Comparant ce qui se passe aujourd’hui chez nous et en Arabie Saoudite, référence  en matière d’Islam et d’orthodoxie, le président Samba Thiam salue l’attitude du nouveau prince héritier qui prêche la lutte contre la corruption et qui  adapte son pays à l’évolution du  monde moderne, en incitant à la réécriture du dogme, en  autorisant les femmes à conduire. Pendant ce temps là, la Mauritanie se radicalise  et les islamistes radicaux appellent au meurtre.
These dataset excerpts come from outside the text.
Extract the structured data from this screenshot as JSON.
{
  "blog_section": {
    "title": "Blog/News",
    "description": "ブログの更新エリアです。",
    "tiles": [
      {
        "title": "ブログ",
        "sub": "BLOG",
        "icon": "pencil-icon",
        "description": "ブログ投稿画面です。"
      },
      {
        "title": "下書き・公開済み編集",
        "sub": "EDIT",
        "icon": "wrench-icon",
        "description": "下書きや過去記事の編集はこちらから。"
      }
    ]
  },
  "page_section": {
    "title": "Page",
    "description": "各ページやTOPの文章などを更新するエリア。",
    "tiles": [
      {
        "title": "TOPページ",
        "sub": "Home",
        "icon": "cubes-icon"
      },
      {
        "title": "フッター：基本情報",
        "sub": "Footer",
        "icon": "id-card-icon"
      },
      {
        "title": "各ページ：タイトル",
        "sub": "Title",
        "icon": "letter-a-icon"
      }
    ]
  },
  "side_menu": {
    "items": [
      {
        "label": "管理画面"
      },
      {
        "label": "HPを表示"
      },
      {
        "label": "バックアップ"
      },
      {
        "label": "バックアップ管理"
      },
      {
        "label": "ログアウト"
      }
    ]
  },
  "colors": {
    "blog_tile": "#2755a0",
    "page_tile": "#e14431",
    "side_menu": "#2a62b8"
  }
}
Enfin évoquant la place des FPC au sein du G8, Samba Thiam reconnaît qu’il n’y a pas de nuages et que son parti joue sa partition se réjouissant au passage que l’opposition a gagné son pari en faisant échec au référendum du 5 aout dernier. Nous travaillons au sein du G8 pour une rupture d’avec les pratiques actuelles, pour la refondation de la Mauritanie, une mauritanie juste et égalitaire pour l’ensemble de ses fils.